While directory fragmentation enables CephFS to handle very large
numbers of entries in a single directory, application programmers should
remain conservative about creating very large directories, as they still
have a resource cost in situations such as a CephFS client listing
the directory, where all the fragments must be loaded at once.
All directories are initially created as a single fragment. This fragment
may be *split* to divide up the directory into more fragments, and these
fragments may be *merged* to reduce the number of fragments in the directory.
Splitting and merging
=====================
When an MDS identifies a directory fragment to be split, it does not
do the split immediately. Because splitting interrupts metadata IO,
a short delay is used to allow short bursts of client IO to complete
before the split begins. This delay is configured with
``mds_bal_fragment_interval``, which defaults to 5 seconds.
When the split is done, the directory fragment is broken up into
a power of two number of new fragments. The number of new
fragments is given by two to the power ``mds_bal_split_bits``, i.e.
if ``mds_bal_split_bits`` is 2, then four new fragments will be
created. The default setting is 3, i.e. splits create 8 new fragments.
The criteria for initiating a split or a merge are described in the
following sections.
Size thresholds
===============
A directory fragment is elegible for splitting when its size exceeds
``mds_bal_split_size`` (default 10000).
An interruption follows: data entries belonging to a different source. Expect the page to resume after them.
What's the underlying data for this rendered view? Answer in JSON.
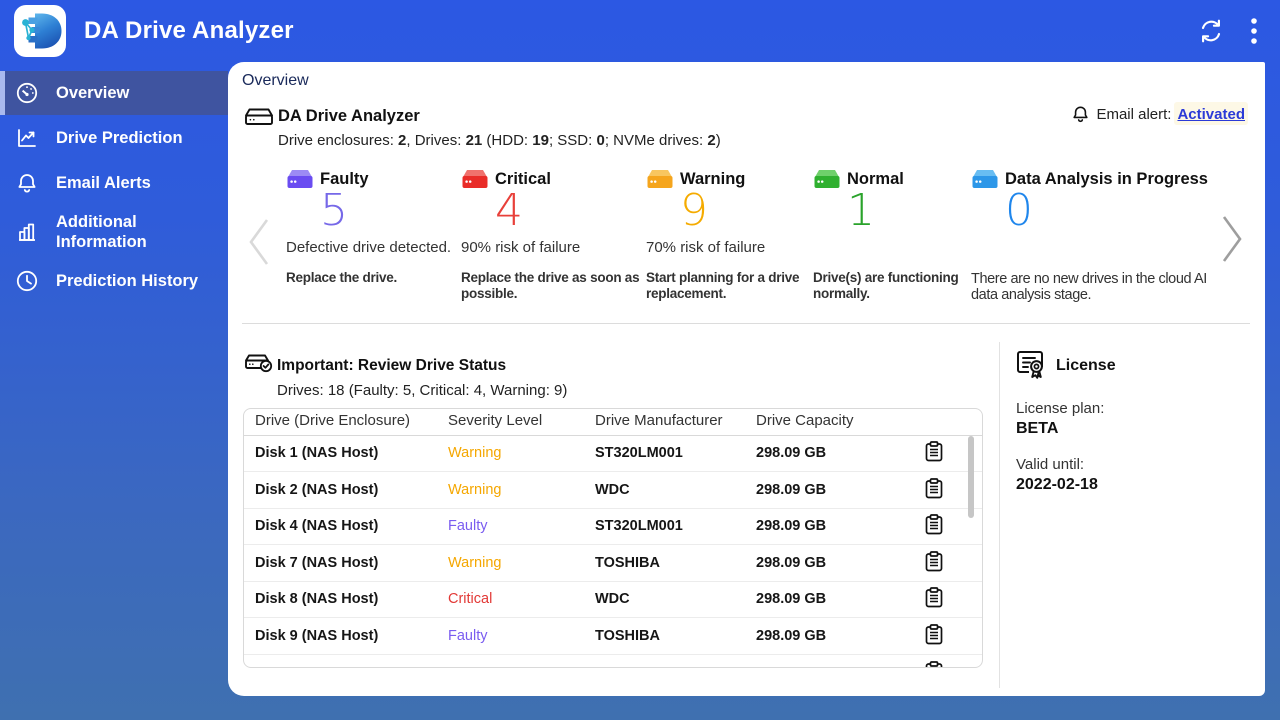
{
  "topbar": {
    "title": "DA Drive Analyzer"
  },
  "sidebar": {
    "items": [
      {
        "label": "Overview",
        "icon": "gauge-icon",
        "active": true
      },
      {
        "label": "Drive Prediction",
        "icon": "line-chart-icon",
        "active": false
      },
      {
        "label": "Email Alerts",
        "icon": "bell-icon",
        "active": false
      },
      {
        "label": "Additional Information",
        "icon": "bar-chart-icon",
        "active": false
      },
      {
        "label": "Prediction History",
        "icon": "clock-icon",
        "active": false
      }
    ]
  },
  "page": {
    "title": "Overview"
  },
  "summary": {
    "heading": "DA Drive Analyzer",
    "sub": {
      "t1": "Drive enclosures: ",
      "v1": "2",
      "t2": ", Drives: ",
      "v2": "21",
      "t3": " (HDD: ",
      "v3": "19",
      "t4": "; SSD: ",
      "v4": "0",
      "t5": "; NVMe drives: ",
      "v5": "2",
      "t6": ")"
    },
    "email_alert": {
      "label": "Email alert: ",
      "status": "Activated"
    }
  },
  "cards": [
    {
      "label": "Faulty",
      "count": "5",
      "count_color": "#7668e8",
      "icon_top": "#9c8bf4",
      "icon_front": "#6a4cf1",
      "line1": "Defective drive detected.",
      "line2": "Replace the drive."
    },
    {
      "label": "Critical",
      "count": "4",
      "count_color": "#e8403a",
      "icon_top": "#f0716c",
      "icon_front": "#e92c28",
      "line1": "90% risk of failure",
      "line2": "Replace the drive as soon as possible."
    },
    {
      "label": "Warning",
      "count": "9",
      "count_color": "#f5ab00",
      "icon_top": "#f8c65f",
      "icon_front": "#f5a51d",
      "line1": "70% risk of failure",
      "line2": "Start planning for a drive replacement."
    },
    {
      "label": "Normal",
      "count": "1",
      "count_color": "#2aa32b",
      "icon_top": "#6fd06b",
      "icon_front": "#30b030",
      "line1": "",
      "line2": "Drive(s) are functioning normally."
    },
    {
      "label": "Data Analysis in Progress",
      "count": "0",
      "count_color": "#1f86ec",
      "icon_top": "#68bdf2",
      "icon_front": "#2d97e8",
      "line1": "",
      "line2": "There are no new drives in the cloud AI data analysis stage."
    }
  ],
  "status_section": {
    "title": "Important: Review Drive Status",
    "subtitle": "Drives: 18 (Faulty: 5, Critical: 4, Warning: 9)",
    "table": {
      "headers": [
        "Drive (Drive Enclosure)",
        "Severity Level",
        "Drive Manufacturer",
        "Drive Capacity"
      ],
      "rows": [
        {
          "drive": "Disk 1 (NAS Host)",
          "severity": "Warning",
          "severity_color": "#f5a700",
          "manufacturer": "ST320LM001",
          "capacity": "298.09 GB"
        },
        {
          "drive": "Disk 2 (NAS Host)",
          "severity": "Warning",
          "severity_color": "#f5a700",
          "manufacturer": "WDC",
          "capacity": "298.09 GB"
        },
        {
          "drive": "Disk 4 (NAS Host)",
          "severity": "Faulty",
          "severity_color": "#7a5cf0",
          "manufacturer": "ST320LM001",
          "capacity": "298.09 GB"
        },
        {
          "drive": "Disk 7 (NAS Host)",
          "severity": "Warning",
          "severity_color": "#f5a700",
          "manufacturer": "TOSHIBA",
          "capacity": "298.09 GB"
        },
        {
          "drive": "Disk 8 (NAS Host)",
          "severity": "Critical",
          "severity_color": "#e23936",
          "manufacturer": "WDC",
          "capacity": "298.09 GB"
        },
        {
          "drive": "Disk 9 (NAS Host)",
          "severity": "Faulty",
          "severity_color": "#7a5cf0",
          "manufacturer": "TOSHIBA",
          "capacity": "298.09 GB"
        }
      ]
    }
  },
  "license": {
    "title": "License",
    "plan_label": "License plan:",
    "plan_value": "BETA",
    "valid_label": "Valid until:",
    "valid_value": "2022-02-18"
  },
  "colors": {
    "topbar_blue": "#2c58e3",
    "bottom_blue": "#4473ac",
    "active_item": "#3f54a0",
    "link_blue": "#2b3ad7"
  }
}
Ordinarily this split is
delayed by ``mds_bal_fragment_interval``, but if the fragment size
exceeds a factor of ``mds_bal_fragment_fast_factor`` the split size,
the split will happen immediately (holding up any client metadata
IO on the directory).
``mds_bal_fragment_size_max`` is the hard limit on the size of
directory fragments. If it is reached, clients will receive
ENOSPC errors if they try to create files in the fragment. On
a properly configured system, this limit should never be reached on
ordinary directories, as they will have split long before. By default,
this is set to 10 times the split size, giving a dirfrag size limit of
100000. Increasing this limit may lead to oversized directory fragment
objects in the metadata pool, which the OSDs may not be able to handle.
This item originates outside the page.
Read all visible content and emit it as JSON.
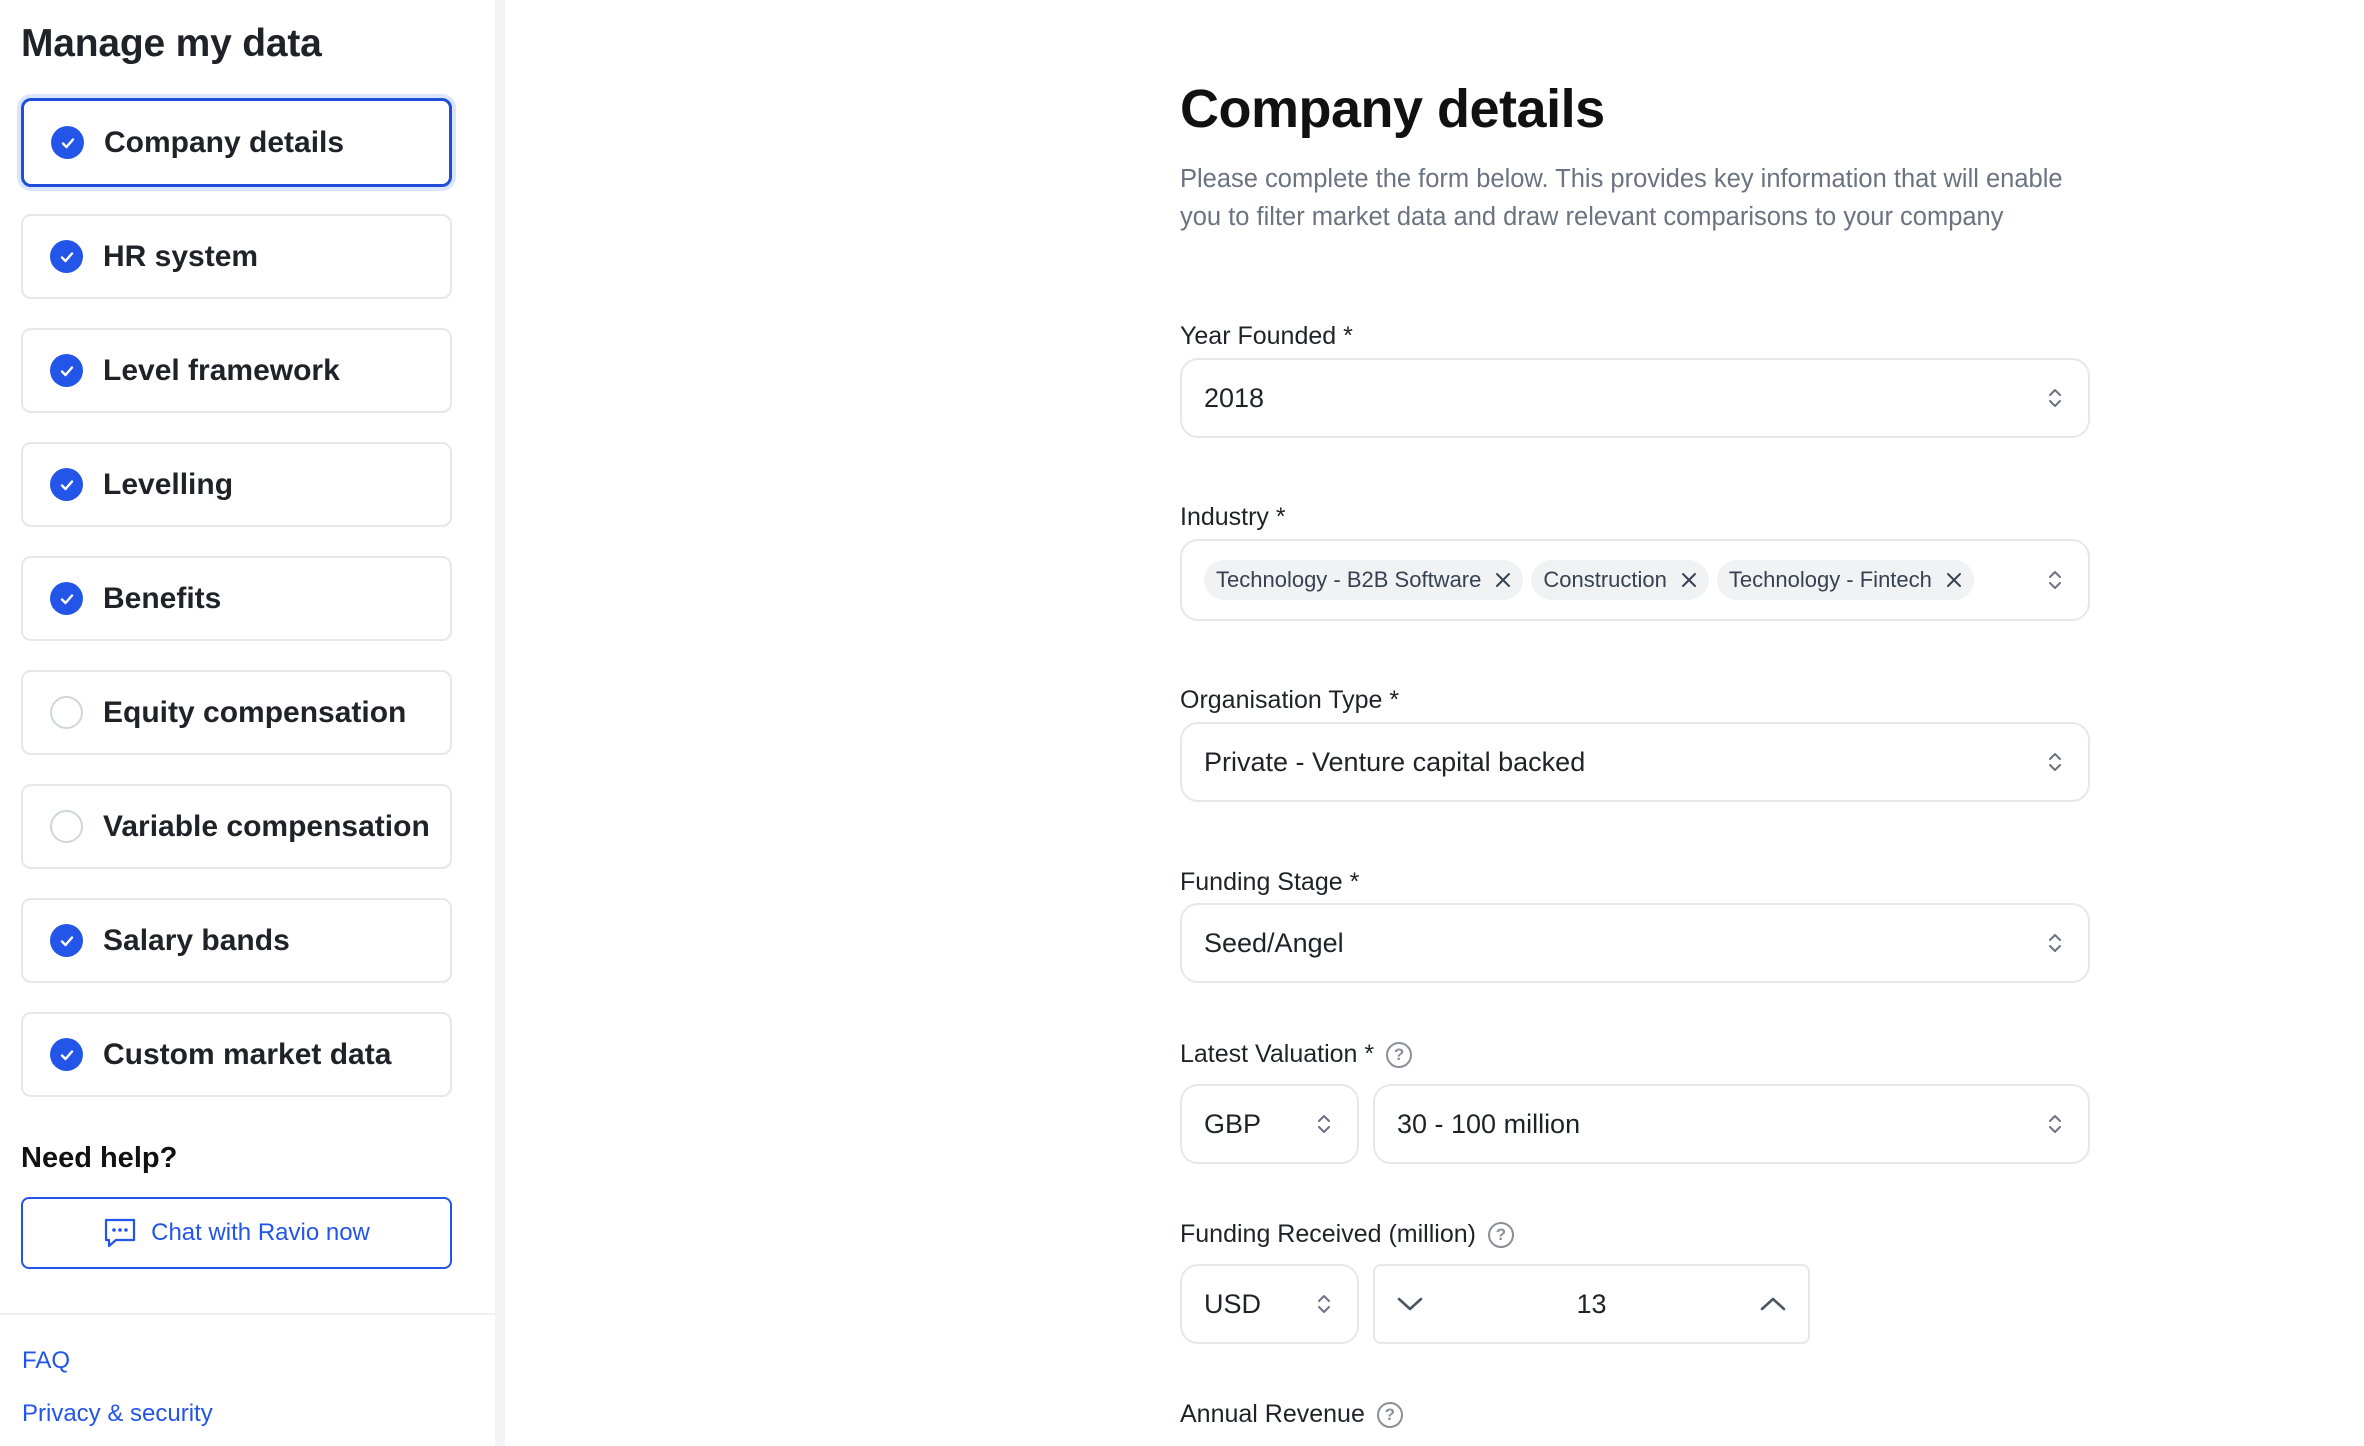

A directory fragment is elegible for merging when its size is less
than ``mds_bal_merge_size``. There is no merge equivalent of the
"fast splitting" explained above: fast splitting exists to avoid
creating oversized directory fragments, there is no equivalent issue
to avoid when merging. The default merge size is 50.
Activity thresholds
===================
In addition to splitting fragments based
on their size, the MDS may split directory fragments if their
activity exceeds a threshold.
The MDS maintains separate time-decaying load counters for read and write
operations on directory fragments. The decaying load counters have an
exponential decay based on the ``mds_decay_halflife`` setting.
On writes, the write counter is
incremented, and compared with ``mds_bal_split_wr``, triggering a
split if the threshold is exceeded. Write operations include metadata IO
such as renames, unlinks and creations.
The ``mds_bal_split_rd`` threshold is applied based on the read operation
load counter, which tracks readdir operations.
By the default, the read threshold is 25000 and the write threshold is
10000, i.e. 2.5x as many reads as writes would be required to trigger
a split.
After fragments are split due to the activity thresholds, they are only
merged based on the size threshold (``mds_bal_merge_size``), so
a spike in activity may cause a directory to stay fragmented
forever unless some entries are unlinked.